- Hildegard Rosenthal (self portrait, c. 1938)
- Born: Hildegard Baum March 25, 1913 Zürich, Switzerland
- Died: September 16, 1990 (aged 77) São Paulo, Brazil
- Education: Paul Wolff
- Occupation: photojournalist
- Spouse: Walter Rosenthal

= Hildegard Rosenthal =

Brazilian photographer

Hildegard Baum Rosenthal (March 25, 1913 – September 16, 1990) was a Swiss-born Brazilian photographer and the first woman photojournalist in Brazil. She was among the European photographers who emigrated to Brazil in the years surrounding World War II and brought new approaches to Brazilian photography and photojournalism.

== Life and career ==
Rosenthal was born in Zurich, Switzerland. Until her adolescence, she lived in Frankfurt (Germany), where she studied pedagogy from 1929 until 1933. She lived in Paris between 1934 and 1935. Upon her return to Frankfurt, she studied photography for about 18 months in a program led by Paul Wolff. Wolff emphasized small, portable cameras that used 35 mm film. These were a recent innovation at the time, and could be used unobtrusively for street photography. She also studied photographic laboratory techniques at the Gaedel Institute.

In this same period, she had entered a relationship with Walter Rosenthal. Rosenthal was Jewish, and Jews were increasingly persecuted in Germany in the 1930s under the National Socialist (Nazi) regime that took power in 1933. Walter Rosenthal emigrated to Brazil in 1936. Hildegard joined him in São Paulo in 1937. That same year she began working as a laboratory supervisor at the Kosmos photographic materials and services company. A few months later, the agency Press Information hired her as a photojournalist and she did news reports for national and international newspapers. Rosenthal became the first woman photojournalist in Brazil and was among the European immigrant photographers whose work introduced new approaches to photography in São Paulo. During this period, she took photographs of the city of São Paulo and the state countryside of Rio de Janeiro and other cities in southern Brazil, as well as portraying several personalities from the São Paulo cultural scene, such as the painter Lasar Segall, the writers Guilherme de Almeida and Jorge Amado, the humorist Aparicio Torelly (Barão de Itararé) and the cartoonist Belmonte. Her images sought to capture the artist at his moment of creation, in obvious connection with his spirit of reporter. She interrupted her professional activity in 1948, after the birth of her first daughter. And in 1959, after her husband died, she took over the management of her family's company.

== Artistic trajectory ==

Her photographs remained little known until 1974, when art historian Walter Zanini held a retrospective of her work at the Museum of Contemporary Art of the University of São Paulo. The following year the Museum of Image and Sound of São Paulo (MIS) was opened with the exhibition Memória Paulistana, by Rosenthal. In 1996 the Moreira Salles Institute acquired more than 3,000 of her negatives, in which urban scenes of São Paulo from the 1930s and 1940s stood out, during which time the city underwent a vertiginous growth, both material and cultural. Other negatives were donated by her during her life to the Lasar Segall Museum.

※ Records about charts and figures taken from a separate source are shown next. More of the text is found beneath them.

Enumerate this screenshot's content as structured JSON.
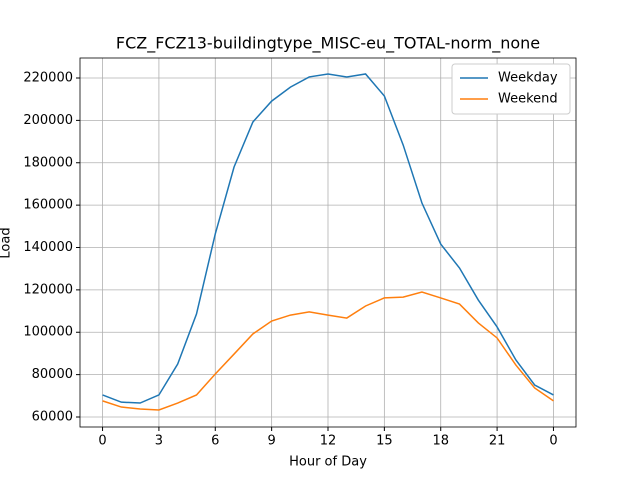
{
  "chart_data": {
    "type": "line",
    "title": "FCZ_FCZ13-buildingtype_MISC-eu_TOTAL-norm_none",
    "x_label": "Hour of Day",
    "y_label": "Load",
    "x": [
      0,
      1,
      2,
      3,
      4,
      5,
      6,
      7,
      8,
      9,
      10,
      11,
      12,
      13,
      14,
      15,
      16,
      17,
      18,
      19,
      20,
      21,
      22,
      23,
      24
    ],
    "series": [
      {
        "name": "Weekday",
        "color": "#1f77b4",
        "values": [
          70400,
          67000,
          66600,
          70400,
          85000,
          108600,
          146400,
          178000,
          199200,
          209100,
          215700,
          220500,
          221900,
          220500,
          221900,
          211500,
          188400,
          161000,
          141600,
          130300,
          115200,
          102500,
          86900,
          75100,
          70400
        ]
      },
      {
        "name": "Weekend",
        "color": "#ff7f0e",
        "values": [
          67600,
          64700,
          63800,
          63300,
          66600,
          70400,
          80300,
          89700,
          99200,
          105300,
          108100,
          109600,
          108100,
          106700,
          112400,
          116200,
          116600,
          119000,
          116200,
          113300,
          104400,
          97300,
          84500,
          73700,
          67600
        ]
      }
    ],
    "xlim": [
      -1.2,
      25.2
    ],
    "xticks": [
      0,
      3,
      6,
      9,
      12,
      15,
      18,
      21,
      {
        "value": 24,
        "label": "0"
      }
    ],
    "ylim": [
      55280,
      229440
    ],
    "yticks": [
      60000,
      80000,
      100000,
      120000,
      140000,
      160000,
      180000,
      200000,
      220000
    ],
    "grid": true,
    "legend": "upper right"
  }
}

"Photography without people does not interest me," she said at the Museum of Image and Sound of São Paulo in 1981.

== Exhibitions ==

- Hildegard Rosenthal: fotografias no Museu de Arte Contemporânea da Universidade de São Paulo, MAC/USP (1974: São Paulo)
- Bienal Internacional de São Paulo XIV e XV (1977 e 1979: São Paulo)
- Trienal de Fotografia no Museu de Arte Moderna de São Paulo, MAM/SP (1980: São Paulo)
- Um olhar feminino dos anos 40 na galeria Fotóptica (1993: São Paulo)
- O Olhar e o Ficar. A Procura do Paraíso na Pinacoteca do Estado de São Paulo (1994: São Paulo)
- Brasil 1920-1950: da Antropofagia a Brasília, Institut Valencia d’Art Modern, (2000: Valencia, Espanha)
- Profissão Fotógrafo, de Hildegard Rosenthal e Horacio Coppola, no Museu Lasar Segall (2010: São Paulo)
- A São Paulo de Hildegard Rosenthal na galeria DOC Foto (2013: São Paulo). Exhibition honoring the centennial of Rosenthal's birth.
- De l’autre côté. Photographies de Jeanne Mandello, Hildegard Rosenthal, et Grete Stern. Maison de l’Amérique latine (2018: Paris).
- The New Woman Behind the Camera. National Gallery of Art (October 31, 2021 — January 30, 2022). This exhibition was organized by the National Gallery of Art in association with the Metropolitan Museum of Art. The exhibition is curated by Andrea Nelson, associate curator in the department of photographs at the National Gallery of Art.